The heart wants what it wants, and sometimes what it most desires is an inanimate structure that’s secretly sentient and with more charisma than some of Hollywood’s insipid leading men. For her bizarrely romantic first feature, Belgian director Zoé Wittock delivers an approximation of “The Shape of Water” (or other films about creature/human couples) where instead of an anthropomorphic amphibian the love interest is a fair ride.
French actress Noémie Merlant (one of the glorious stars of “Portrait of a Lady on Fire”) plays small town introvert Jeanne. Not too keen on people, she enjoys her graveyard shift cleaning the local amusement park, which she’s visited since childhood. Alone one night, Jeanne discovers that the “Move It,” a large spinning attraction, is alive. Since this encounter rings reminiscent of that with a Transformer, one almost expects it to speak like Optimus Prime, but then we are glad it doesn’t.
Jumbo, what Jeanne names it to further assert its humanity, communicates via spirited circular movements, dark secretions, and the colorful light bulbs that adorn it. Banter between them quickly evolves to their own peculiar, and oily, interpretation of sexual intimacy. Think of a muted, R-rated version of the Transformers franchise, or more specifically 2018’s spin-off “Bumblebee”: woman and machine elope while the rest of the world is unaware of the secret life of motorized vehicles from outer space.
Once their connection is established, Wittock leaves no room for ambiguity about whether Jumbo is real. He exists and Jeanne’s feelings are reciprocated, so the obstacle lies in getting acceptance from her lonely mother Margarette (Emmanuelle Bercot). Committed to the central relationship, the writer/director never makes this a movie about mental health, even if Margarette or Jeanne’s flesh-and-blood, infuriatingly persistent suitor Marc (Bastien Bouillon) question the heroine’s sanity.
Such narrative determination works for the “against all odds” passion on display, but it also seems to deter Wittock from expounding on the mechanics of this fictional world. No one knows why Jumbo is the only conscious ride or if others would also come to life if someone loved them. The screenplay plays within a limited box in order to not push too hard into any direction that would put into question the reality of this romance.

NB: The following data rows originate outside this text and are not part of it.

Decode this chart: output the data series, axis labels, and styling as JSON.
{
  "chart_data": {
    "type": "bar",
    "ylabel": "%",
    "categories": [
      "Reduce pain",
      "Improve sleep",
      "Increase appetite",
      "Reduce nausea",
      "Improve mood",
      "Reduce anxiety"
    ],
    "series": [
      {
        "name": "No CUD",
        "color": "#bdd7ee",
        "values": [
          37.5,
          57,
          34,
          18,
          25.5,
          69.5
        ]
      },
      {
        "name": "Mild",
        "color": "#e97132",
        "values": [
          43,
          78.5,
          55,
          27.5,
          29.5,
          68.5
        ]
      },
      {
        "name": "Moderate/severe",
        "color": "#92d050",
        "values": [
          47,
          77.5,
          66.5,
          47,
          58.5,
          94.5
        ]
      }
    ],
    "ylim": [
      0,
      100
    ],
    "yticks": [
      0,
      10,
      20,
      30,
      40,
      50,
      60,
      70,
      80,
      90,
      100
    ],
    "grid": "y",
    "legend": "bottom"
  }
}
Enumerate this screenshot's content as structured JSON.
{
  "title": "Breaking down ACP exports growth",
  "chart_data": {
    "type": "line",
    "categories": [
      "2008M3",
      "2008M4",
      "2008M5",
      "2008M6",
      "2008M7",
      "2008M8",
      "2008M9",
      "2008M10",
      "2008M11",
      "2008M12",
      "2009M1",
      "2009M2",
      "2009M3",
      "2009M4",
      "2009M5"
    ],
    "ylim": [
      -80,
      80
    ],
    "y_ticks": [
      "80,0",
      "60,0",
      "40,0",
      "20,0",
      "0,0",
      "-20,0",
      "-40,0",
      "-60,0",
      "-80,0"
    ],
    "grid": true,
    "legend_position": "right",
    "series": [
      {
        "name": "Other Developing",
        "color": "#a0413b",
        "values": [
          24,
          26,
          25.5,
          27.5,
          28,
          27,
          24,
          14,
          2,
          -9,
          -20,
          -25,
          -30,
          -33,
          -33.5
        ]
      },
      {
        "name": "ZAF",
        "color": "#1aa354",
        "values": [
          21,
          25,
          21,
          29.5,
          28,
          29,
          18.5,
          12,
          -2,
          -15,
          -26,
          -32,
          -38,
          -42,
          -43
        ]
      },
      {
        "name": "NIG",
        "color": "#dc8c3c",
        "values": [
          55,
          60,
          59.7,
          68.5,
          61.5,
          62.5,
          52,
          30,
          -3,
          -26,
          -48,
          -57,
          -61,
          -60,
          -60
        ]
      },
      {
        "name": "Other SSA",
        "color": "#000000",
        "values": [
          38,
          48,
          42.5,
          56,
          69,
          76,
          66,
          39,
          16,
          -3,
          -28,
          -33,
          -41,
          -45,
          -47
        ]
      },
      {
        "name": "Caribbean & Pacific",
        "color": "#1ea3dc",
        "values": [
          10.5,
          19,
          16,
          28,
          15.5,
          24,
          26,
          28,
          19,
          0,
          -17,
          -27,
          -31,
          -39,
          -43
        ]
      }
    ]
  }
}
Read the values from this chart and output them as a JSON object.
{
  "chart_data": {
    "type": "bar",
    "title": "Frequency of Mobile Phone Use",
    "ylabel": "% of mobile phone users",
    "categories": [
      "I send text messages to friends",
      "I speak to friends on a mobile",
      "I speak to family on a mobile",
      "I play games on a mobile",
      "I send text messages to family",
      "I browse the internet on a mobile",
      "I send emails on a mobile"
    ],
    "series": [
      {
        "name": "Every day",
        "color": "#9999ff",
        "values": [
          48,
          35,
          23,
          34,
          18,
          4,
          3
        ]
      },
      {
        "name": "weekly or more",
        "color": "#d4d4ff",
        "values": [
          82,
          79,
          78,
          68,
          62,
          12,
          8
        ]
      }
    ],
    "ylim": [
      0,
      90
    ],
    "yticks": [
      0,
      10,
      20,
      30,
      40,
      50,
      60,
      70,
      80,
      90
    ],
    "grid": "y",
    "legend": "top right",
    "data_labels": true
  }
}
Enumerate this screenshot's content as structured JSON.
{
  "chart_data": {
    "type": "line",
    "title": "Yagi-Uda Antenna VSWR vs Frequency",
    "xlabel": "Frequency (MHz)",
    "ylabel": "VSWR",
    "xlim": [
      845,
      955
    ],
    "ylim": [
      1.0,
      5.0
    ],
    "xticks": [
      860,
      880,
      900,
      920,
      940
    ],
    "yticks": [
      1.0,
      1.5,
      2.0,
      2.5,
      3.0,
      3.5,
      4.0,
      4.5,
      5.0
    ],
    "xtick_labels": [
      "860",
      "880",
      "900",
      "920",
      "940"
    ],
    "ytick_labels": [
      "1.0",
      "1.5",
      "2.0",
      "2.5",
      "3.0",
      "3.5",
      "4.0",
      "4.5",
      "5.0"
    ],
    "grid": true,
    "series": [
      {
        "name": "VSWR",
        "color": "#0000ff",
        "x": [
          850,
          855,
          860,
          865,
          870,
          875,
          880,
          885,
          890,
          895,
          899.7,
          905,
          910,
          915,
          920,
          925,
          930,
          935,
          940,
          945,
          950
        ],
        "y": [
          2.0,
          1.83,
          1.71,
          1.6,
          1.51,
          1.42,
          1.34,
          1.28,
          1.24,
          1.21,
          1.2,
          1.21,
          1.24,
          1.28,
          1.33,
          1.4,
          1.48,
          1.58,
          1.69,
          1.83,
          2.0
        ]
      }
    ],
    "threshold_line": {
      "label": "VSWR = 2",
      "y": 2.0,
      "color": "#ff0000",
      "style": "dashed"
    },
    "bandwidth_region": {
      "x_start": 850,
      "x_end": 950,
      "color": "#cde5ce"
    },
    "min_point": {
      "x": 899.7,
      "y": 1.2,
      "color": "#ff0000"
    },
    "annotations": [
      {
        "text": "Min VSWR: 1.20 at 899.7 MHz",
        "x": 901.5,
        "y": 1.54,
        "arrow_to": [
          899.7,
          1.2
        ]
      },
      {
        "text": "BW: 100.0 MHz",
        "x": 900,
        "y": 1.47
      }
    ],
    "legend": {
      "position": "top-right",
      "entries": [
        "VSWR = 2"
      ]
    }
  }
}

Merlant’s utter sincerity in enacting how Jeanne handles this emotional rollercoaster (pun absolutely intended), including the rejection it brings her, convinces us of the character’s devotion. With few words but outbursts of anguish, the actress manifests the fervor of young love. Merlant loses herself in the role so intensely that it’s impossible not to empathize with her and Jumbo, as strange as the premise remains throughout. She sells it without an ounce of cynicism. Bercot’s neurotic portrayal of a matriarch contrast strongly with her daughter’s demure persona.
To preserve that earnestness Wittock then sidesteps introspection, and restricts character development to Jeanne’s aptitude for creating scaled mechanical designs in her room. Afraid, perhaps, that if we get to know her more profoundly, we might wonder if there’s trauma igniting a delusion. By the same token, the town’s dynamics are also thinly drawn—including a band of kids who taunt Jeanne and seem to visit the park every day.
Aside from Merlant’s performance, this inter-material relationship between flesh and metal is made spellbinding by cinematographer Thomas Buelens’ work in scenes where Jeanne rides on Jumbo or addresses its flat center (the closest thing to a face). As she rides or stares at her massive lover, she basks in the radiant patterns of its lights in motion. That striking, nearly hypnotic imagery calls to mind a meeting between an EarthLink and a spaceship. Jumbo has personality, and that’s a major feat accomplished entirely through the film’s visual language.
Those moments of dazzling bonding have greater impact than the one dreamlike sequence showing a semi-naked Jeanne in a white space being swallowed by a dark liquid (machinery lubricant) similar to the feeding scenes in “Under the Skin.” Because the validity of their union is never in doubt in Jeanne’s eyes, “Jumbo” functions as a straightforward allegory for the notion that love is love. If a large piece of entertainment machinery can awaken such unabashed affection from her, then surely all other, consensual human liaisons should be seen as orthodox.
In the movie’s final throes, the filmmaker mystifyingly shifts tone from alluring drama to cheeky comedy. Furthermore, the story solves the conflict of parental approval through a supporting character that enters as the voice of reason yielding a muddled resolution. Though curiously charming, “Jumbo” behaves like love at first sight that doesn’t think about the consequences of the ardent now or the larger, long-term picture.
Now playing in select theaters and virtual cinemas.